Monday, October 31, 2016

Fewer Police Shootings in Chicago

A little over 2 years ago, Laquan McDonald was shot 16 times by Chicago police office, Jason Van Dyke. Though initially, police supervisors ruled the case as justifiable homicide, the first responding officer as well as countless Chicago citizens felt there was no need to use force against McDonald, let alone lethal force. In fact, autopsy reports indicated that 9 of the 16 shots were in McDonald's back, suggesting he was not even facing the office who shot him. (This is despite information in the initial report that stated McDonald lunged at Van Dyke, and that was the reason Van Dyke fired.) Video footage of the shooting, that was released under court order in 2015, showed multiple inconsistencies with the initial police report, and Van Dyke was eventually charged with (and is awaiting trial for) six counts of first degree murder.
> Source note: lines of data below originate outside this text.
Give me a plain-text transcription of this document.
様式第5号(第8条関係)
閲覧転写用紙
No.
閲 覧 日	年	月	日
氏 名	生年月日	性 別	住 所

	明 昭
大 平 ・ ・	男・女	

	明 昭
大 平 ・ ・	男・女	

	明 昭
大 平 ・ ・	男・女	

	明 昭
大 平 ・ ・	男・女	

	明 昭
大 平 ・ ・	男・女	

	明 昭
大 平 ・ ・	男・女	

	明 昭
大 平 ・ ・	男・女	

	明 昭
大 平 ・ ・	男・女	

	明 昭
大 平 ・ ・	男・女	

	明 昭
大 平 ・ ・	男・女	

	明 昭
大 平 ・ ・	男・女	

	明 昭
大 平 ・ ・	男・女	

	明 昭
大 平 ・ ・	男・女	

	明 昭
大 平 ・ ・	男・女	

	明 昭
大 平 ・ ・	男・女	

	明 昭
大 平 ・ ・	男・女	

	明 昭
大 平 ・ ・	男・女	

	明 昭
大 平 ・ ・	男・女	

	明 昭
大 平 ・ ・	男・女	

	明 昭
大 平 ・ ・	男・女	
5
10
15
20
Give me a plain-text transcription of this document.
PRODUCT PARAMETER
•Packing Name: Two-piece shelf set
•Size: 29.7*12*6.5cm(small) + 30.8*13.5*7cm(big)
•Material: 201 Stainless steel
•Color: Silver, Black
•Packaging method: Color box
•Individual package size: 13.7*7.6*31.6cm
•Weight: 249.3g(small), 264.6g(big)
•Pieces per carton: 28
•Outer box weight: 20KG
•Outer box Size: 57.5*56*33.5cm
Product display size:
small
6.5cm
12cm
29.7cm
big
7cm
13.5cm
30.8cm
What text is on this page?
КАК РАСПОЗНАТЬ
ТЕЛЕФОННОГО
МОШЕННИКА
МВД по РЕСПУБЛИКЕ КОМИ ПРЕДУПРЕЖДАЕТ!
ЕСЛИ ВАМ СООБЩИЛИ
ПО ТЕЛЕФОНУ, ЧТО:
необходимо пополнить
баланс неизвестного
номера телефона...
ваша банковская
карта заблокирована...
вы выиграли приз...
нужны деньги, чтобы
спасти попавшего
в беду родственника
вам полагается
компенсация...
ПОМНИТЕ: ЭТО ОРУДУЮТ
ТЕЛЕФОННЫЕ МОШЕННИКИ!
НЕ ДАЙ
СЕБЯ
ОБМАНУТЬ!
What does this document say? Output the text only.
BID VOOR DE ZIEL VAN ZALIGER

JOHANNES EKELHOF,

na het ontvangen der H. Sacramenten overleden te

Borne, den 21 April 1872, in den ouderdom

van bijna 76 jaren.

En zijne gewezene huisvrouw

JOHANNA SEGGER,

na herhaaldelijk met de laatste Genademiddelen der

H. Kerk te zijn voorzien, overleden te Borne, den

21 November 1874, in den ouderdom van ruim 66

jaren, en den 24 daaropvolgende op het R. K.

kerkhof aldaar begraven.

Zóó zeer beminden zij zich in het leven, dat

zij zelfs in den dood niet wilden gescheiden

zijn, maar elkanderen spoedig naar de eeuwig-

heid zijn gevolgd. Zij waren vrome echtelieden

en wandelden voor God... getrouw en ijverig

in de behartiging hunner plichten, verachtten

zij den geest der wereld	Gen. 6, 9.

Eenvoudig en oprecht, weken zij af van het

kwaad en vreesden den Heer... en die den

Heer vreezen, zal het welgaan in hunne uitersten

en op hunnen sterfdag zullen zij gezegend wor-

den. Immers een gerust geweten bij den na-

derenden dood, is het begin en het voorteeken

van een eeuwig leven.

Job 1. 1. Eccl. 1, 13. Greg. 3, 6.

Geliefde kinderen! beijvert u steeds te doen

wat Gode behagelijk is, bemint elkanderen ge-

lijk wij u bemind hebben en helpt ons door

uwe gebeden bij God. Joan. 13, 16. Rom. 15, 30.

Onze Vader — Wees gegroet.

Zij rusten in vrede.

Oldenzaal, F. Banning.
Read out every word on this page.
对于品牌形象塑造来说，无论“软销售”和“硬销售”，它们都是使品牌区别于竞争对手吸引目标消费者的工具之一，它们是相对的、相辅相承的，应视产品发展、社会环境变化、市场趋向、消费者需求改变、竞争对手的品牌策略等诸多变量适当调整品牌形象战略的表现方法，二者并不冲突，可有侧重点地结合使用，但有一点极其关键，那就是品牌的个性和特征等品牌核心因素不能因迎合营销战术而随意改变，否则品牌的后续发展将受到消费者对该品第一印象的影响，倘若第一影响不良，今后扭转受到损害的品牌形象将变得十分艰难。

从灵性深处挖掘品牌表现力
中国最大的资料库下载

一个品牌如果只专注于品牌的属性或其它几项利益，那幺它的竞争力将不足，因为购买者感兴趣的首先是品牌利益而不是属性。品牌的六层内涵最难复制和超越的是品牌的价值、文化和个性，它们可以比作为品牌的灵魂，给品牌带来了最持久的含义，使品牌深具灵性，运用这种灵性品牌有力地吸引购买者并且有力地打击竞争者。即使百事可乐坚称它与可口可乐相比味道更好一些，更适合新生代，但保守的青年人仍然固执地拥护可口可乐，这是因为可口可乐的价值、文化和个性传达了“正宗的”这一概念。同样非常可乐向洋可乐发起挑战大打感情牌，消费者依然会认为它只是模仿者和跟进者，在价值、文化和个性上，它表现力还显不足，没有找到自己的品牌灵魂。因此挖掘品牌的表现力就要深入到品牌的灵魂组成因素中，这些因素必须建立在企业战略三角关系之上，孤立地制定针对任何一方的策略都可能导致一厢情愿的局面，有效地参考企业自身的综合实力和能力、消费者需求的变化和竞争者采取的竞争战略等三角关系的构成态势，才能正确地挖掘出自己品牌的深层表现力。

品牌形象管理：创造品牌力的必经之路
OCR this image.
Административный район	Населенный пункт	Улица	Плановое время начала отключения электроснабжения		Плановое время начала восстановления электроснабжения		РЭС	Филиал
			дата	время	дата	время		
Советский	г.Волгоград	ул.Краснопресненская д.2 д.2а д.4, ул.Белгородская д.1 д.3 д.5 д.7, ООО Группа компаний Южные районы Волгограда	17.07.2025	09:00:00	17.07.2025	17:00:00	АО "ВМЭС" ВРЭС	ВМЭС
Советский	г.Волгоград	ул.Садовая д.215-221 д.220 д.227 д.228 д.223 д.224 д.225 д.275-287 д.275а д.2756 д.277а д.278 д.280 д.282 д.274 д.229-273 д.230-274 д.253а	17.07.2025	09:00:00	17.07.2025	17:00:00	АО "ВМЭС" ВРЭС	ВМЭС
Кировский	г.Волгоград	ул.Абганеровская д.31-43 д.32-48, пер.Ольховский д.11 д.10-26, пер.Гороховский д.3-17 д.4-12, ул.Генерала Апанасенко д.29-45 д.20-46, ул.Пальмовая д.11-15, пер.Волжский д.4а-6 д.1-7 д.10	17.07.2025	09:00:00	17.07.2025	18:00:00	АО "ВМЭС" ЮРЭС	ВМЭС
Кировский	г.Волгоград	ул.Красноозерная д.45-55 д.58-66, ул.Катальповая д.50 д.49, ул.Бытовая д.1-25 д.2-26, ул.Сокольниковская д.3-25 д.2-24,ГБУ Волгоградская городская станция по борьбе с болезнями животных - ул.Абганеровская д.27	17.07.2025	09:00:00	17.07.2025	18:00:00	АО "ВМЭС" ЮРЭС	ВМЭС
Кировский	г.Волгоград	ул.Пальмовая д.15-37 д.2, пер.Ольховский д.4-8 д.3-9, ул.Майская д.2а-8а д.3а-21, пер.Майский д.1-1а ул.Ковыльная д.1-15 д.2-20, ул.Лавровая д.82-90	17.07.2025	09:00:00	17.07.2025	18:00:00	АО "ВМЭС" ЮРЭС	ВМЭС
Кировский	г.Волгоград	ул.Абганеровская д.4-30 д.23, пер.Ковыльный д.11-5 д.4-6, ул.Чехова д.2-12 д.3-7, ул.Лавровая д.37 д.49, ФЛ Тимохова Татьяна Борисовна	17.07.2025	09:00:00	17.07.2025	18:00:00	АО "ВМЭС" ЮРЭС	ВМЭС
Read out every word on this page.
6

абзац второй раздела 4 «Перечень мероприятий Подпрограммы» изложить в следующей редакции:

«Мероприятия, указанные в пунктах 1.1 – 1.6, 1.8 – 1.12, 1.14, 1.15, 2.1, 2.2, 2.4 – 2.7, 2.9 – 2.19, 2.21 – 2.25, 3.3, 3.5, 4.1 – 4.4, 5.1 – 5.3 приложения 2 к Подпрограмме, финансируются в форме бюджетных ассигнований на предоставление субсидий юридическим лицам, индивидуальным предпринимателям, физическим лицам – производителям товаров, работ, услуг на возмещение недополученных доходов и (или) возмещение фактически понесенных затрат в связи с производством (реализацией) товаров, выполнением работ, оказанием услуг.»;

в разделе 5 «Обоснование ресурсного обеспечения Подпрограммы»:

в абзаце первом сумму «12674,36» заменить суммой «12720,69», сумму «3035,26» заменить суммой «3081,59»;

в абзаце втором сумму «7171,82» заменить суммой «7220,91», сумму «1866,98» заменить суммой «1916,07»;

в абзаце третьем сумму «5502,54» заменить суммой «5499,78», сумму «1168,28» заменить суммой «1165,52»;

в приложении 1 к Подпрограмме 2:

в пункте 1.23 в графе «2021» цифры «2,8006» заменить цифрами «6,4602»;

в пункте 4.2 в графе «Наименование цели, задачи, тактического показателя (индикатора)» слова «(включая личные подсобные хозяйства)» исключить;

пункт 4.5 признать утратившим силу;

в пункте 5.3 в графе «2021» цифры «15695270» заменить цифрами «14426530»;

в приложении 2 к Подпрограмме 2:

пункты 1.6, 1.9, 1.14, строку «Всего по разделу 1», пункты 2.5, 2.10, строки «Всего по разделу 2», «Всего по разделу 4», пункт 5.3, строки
Multiple protests of this incident of police brutality have been held, and the Chicago Police Department has been investigated over its use of aggressive and hostile tactics. And it appears this increased scrutiny has helped - police shootings and civilian complaints have decreased:
Complaint counts have been declining since 2012, but starting in mid-November 2015 — about two weeks before the video was released — complaints against police dropped at a rapid rate.

Police shootings have shown a similar decline. From the month in which the McDonald video was released through April of this year, the annual rate of shootings has remained lower than at any other point in our data, which goes back to September 2007. There have been four months since McDonald’s shooting in which there were no police shootings, something that occurred only twice in the seven years before the shooting.
You can view data for yourself, through the Invisible Institute, a journalistic production company on the South Side of Chicago that promotes transparency from public institutions, including the police.